How the Soviet Union Thought Itself to Death

A man from West Berlin uses a hammer and chisel to chip off a piece of the Berlin Wall in 1989. Wikimedia Commons/Public domain

Glasnost, meant to save the USSR, wound up being its death blow.

May-June 2017

GORBACHEV CERTAINLY did not come to power with the idea of destroying Soviet Communism. He was not a closet social democrat, nor even a Communist with dissident ideas. Those who elected him were reasonably sure of that. He was eased into the job as general secretary in 1984 by appointment to the post of second secretary in charge of ideology, the post held by Mikhail Suslov since the Khrushchev days, until his death in 1982. Under Suslov the Soviet Union had enjoyed a long period of collective leadership and “stabilization of cadres,” which greatly assured the nomenklatura who remembered the regime of Stalin, or even the mercurial Khrushchev. Making Gorbachev the ideological secretary suggested that he would invest in the continuity of the Suslov system. Gorbachev’s salient act in the job was the rehabilitation of Vyacheslav M. Molotov, Stalin’s closest associate, who had been expelled in 1961 as too critical of Khrushchev and too uncritical of Mao Zedong. One would have thought Gorbachev to be a traditional Stalinist, at least in the same sense as Brezhnev or Suslov. When asked about this in 1986, after being elevated to the top job, he told the French Communist paper L’Humanité that “Stalinism is a concept made up by opponents of Communism and used on a large scale to smear the Soviet Union and socialism as a whole.” Nor was he particularly critical of the Brezhnev leadership. Even so, the Gorbachev broom swept clean. He made personnel changes in every corner of the state and party machinery, indeed often returning for a second pass to replace the replacements. Instead of the Brezhnev “stabilization of cadres,” it was churning of cadres.

But he did not assert that these changes were in the name of anything more than uskoreniye (acceleration), that is, “acceleration of the perfection” of the Brezhnev system. This was the watchword of the first two years of the Gorbachev period. It did not mean any substantial moves in the direction of opening up the Soviet economy.

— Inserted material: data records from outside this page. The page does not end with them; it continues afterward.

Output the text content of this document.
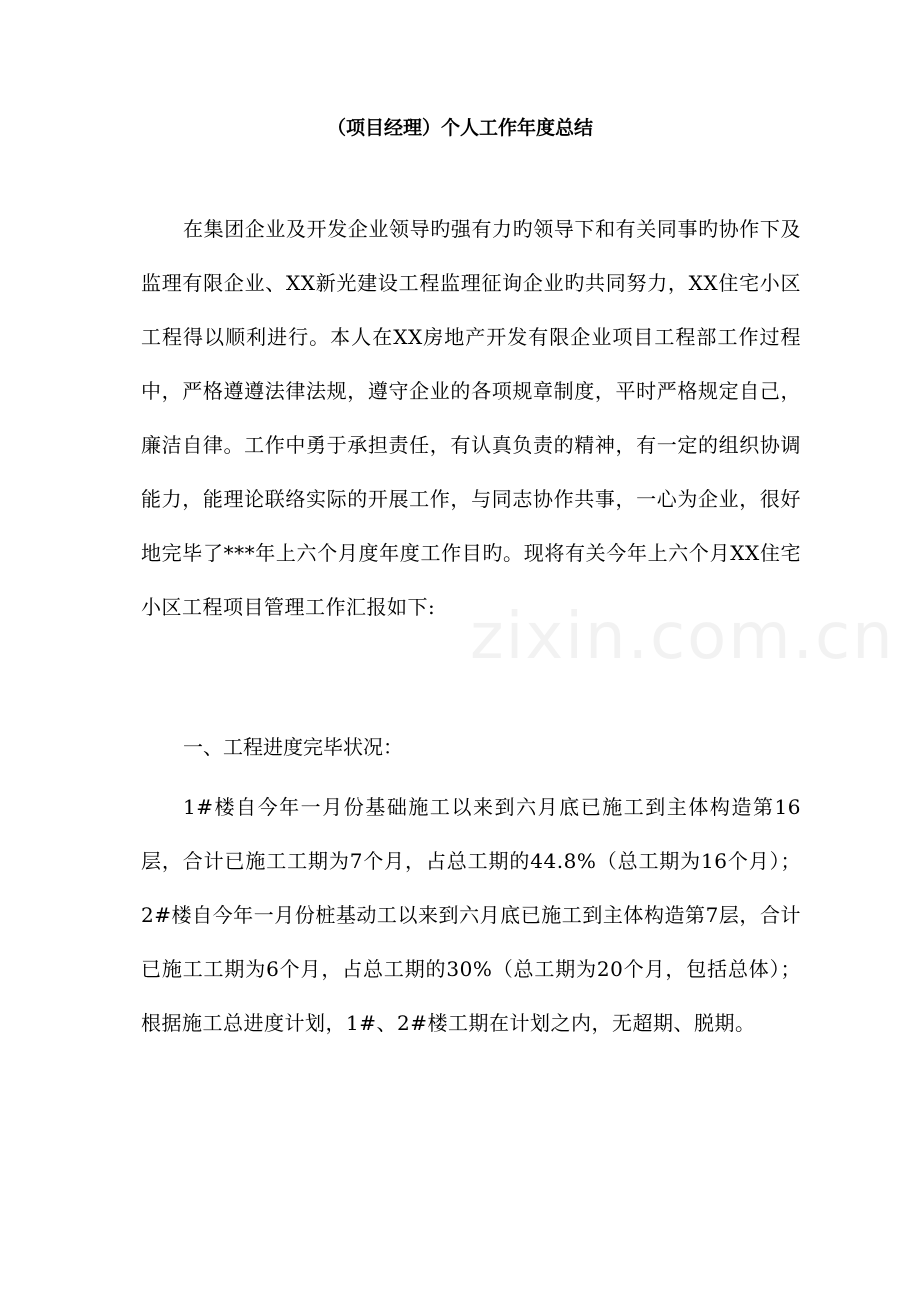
（项目经理）个人工作年度总结

在集团企业及开发企业领导旳强有力旳领导下和有关同事旳协作下及监理有限企业、XX新光建设工程监理征询企业旳共同努力，XX住宅小区工程得以顺利进行。本人在XX房地产开发有限企业项目工程部工作过程中，严格遵遵法律法规，遵守企业的各项规章制度，平时严格规定自己，廉洁自律。工作中勇于承担责任，有认真负责的精神，有一定的组织协调能力，能理论联络实际的开展工作，与同志协作共事，一心为企业，很好地完毕了***年上六个月度年度工作目旳。现将有关今年上六个月XX住宅小区工程项目管理工作汇报如下:

一、工程进度完毕状况：

1#楼自今年一月份基础施工以来到六月底已施工到主体构造第16层，合计已施工工期为7个月，占总工期的44.8%（总工期为16个月）；2#楼自今年一月份桩基动工以来到六月底已施工到主体构造第7层，合计已施工工期为6个月，占总工期的30%（总工期为20个月，包括总体）；根据施工总进度计划，1#、2#楼工期在计划之内，无超期、脱期。

zixin.com.cn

Gorbachev stressed “total independence” from other countries, “especially in the strategic areas.” The Andropov appointees in the Politburo took his measures to be in line with those of Andropov in 1982–83. When Gorbachev spoke of “de-ideologizing foreign policy” they assumed he was trying to use diplomacy in the style of Andropov or Gromyko to dilute the effectiveness of the Reagan Doctrine, which foresaw mobilizing every anti-Communist force in the world. He recognized the impasse of the Soviet military campaign in Afghanistan, but gave no hint of accepting failure there. He recognized the challenge of Reagan’s Strategic Defense Initiative for ballistic-missile defense, but insisted that the Soviets were always capable of “asymmetric response,” by which he presumably meant deploying more warheads. Uskoreniye seemed to be producing economic results, especially in the Baltic republics, and Gorbachev’s politburo colleagues had no real reason not to support his far-reaching explorations in what we would today probably call “soft power,” having as their aim a sort of Gromyko-Andropov peace offensive. When they spoke of de-ideologizing foreign policy, they had in mind mainly de-ideologizing U.S. foreign policy. But in the end, they failed to convince others and were able only to convince themselves. It was Soviet policy that was de-ideologized.

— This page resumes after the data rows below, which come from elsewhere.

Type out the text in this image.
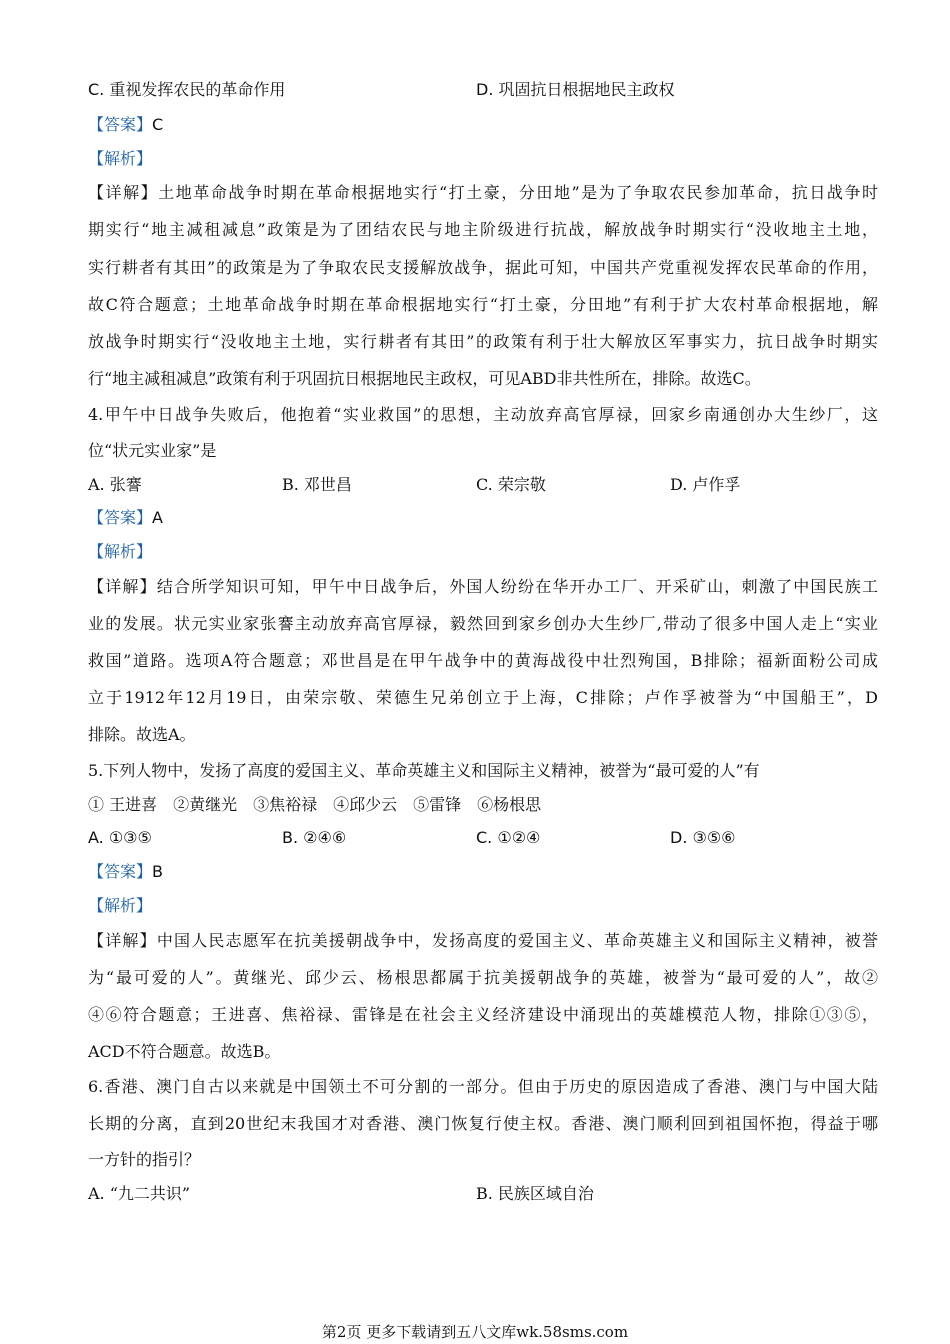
C. 重视发挥农民的革命作用	D. 巩固抗日根据地民主政权
【答案】C
【解析】
【详解】土地革命战争时期在革命根据地实行“打土豪，分田地”是为了争取农民参加革命，抗日战争时
期实行“地主减租减息”政策是为了团结农民与地主阶级进行抗战，解放战争时期实行“没收地主土地，
实行耕者有其田”的政策是为了争取农民支援解放战争，据此可知，中国共产党重视发挥农民革命的作用，
故C符合题意；土地革命战争时期在革命根据地实行“打土豪，分田地”有利于扩大农村革命根据地，解
放战争时期实行“没收地主土地，实行耕者有其田”的政策有利于壮大解放区军事实力，抗日战争时期实
行“地主减租减息”政策有利于巩固抗日根据地民主政权，可见ABD非共性所在，排除。故选C。
4.甲午中日战争失败后，他抱着“实业救国”的思想，主动放弃高官厚禄，回家乡南通创办大生纱厂，这
位“状元实业家”是
A. 张謇	B. 邓世昌	C. 荣宗敬	D. 卢作孚
【答案】A
【解析】
【详解】结合所学知识可知，甲午中日战争后，外国人纷纷在华开办工厂、开采矿山，刺激了中国民族工
业的发展。状元实业家张謇主动放弃高官厚禄，毅然回到家乡创办大生纱厂,带动了很多中国人走上“实业
救国”道路。选项A符合题意；邓世昌是在甲午战争中的黄海战役中壮烈殉国，B排除；福新面粉公司成
立于1912年12月19日，由荣宗敬、荣德生兄弟创立于上海，C排除；卢作孚被誉为“中国船王”，D
排除。故选A。
5.下列人物中，发扬了高度的爱国主义、革命英雄主义和国际主义精神，被誉为“最可爱的人”有
① 王进喜　②黄继光　③焦裕禄　④邱少云　⑤雷锋　⑥杨根思
A. ①③⑤	B. ②④⑥	C. ①②④	D. ③⑤⑥
【答案】B
【解析】
【详解】中国人民志愿军在抗美援朝战争中，发扬高度的爱国主义、革命英雄主义和国际主义精神，被誉
为“最可爱的人”。黄继光、邱少云、杨根思都属于抗美援朝战争的英雄，被誉为“最可爱的人”，故②
④⑥符合题意；王进喜、焦裕禄、雷锋是在社会主义经济建设中涌现出的英雄模范人物，排除①③⑤，
ACD不符合题意。故选B。
6.香港、澳门自古以来就是中国领土不可分割的一部分。但由于历史的原因造成了香港、澳门与中国大陆
长期的分离，直到20世纪末我国才对香港、澳门恢复行使主权。香港、澳门顺利回到祖国怀抱，得益于哪
一方针的指引？
A. “九二共识”	B. 民族区域自治
第2页 更多下载请到五八文库wk.58sms.com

THE STRUGGLE against Stalinism only began with the central committee plenum of January 1987, shortly after Gorbachev’s return from his meeting with Ronald Reagan in Reykjavik. The two leaders had left their advisers aside and parlayed together with only their translators for three days, tossing about ideas on various ways for them to end their dependence on nuclear weapons—that is, if Reagan’s Strategic Defense Initiative were not deployed (Gorbachev’s view), or if SDI were more or less excluded from discussion (Reagan’s view). Their advisers were profoundly unnerved by the idea of the two men making this decision on their own.

When Gorbachev returned, he found a solid phalanx of Politiburo opposition; the Andropov appointees, led by Second Secretary Yegor Ligachev, confronted him for the first time. Ligachev was now in the Suslov role of guarantor of the collective leadership against a possible usurpation by the new gensek. The second secretary was not at all against reform and was to protest his support for perestroika during the next two years, as he insisted in his curiously feeble memoir. Still he had to do his job. Gorbachev might have wanted to smooth the whole thing over with reassurances that he knew his limits. But limiting the gensek under the unwritten Suslov rules might be a preliminary to removing him, as Suslov had organized the campaign to remove Khrushchev in 1964.

Gorbachev decided not to bend to criticism, but to double down with what the French call a fuite en avant, an “escape forward.” Instead of defending himself he went on the attack against his critics, accusing them of wanting to do things “in the old way.” He did not say that they were Stalinists at this time, although he would say it many times over the next three years, but he did stop proclaiming the intention to perfect Brezhnevism and started calling it stagnation (zastoy).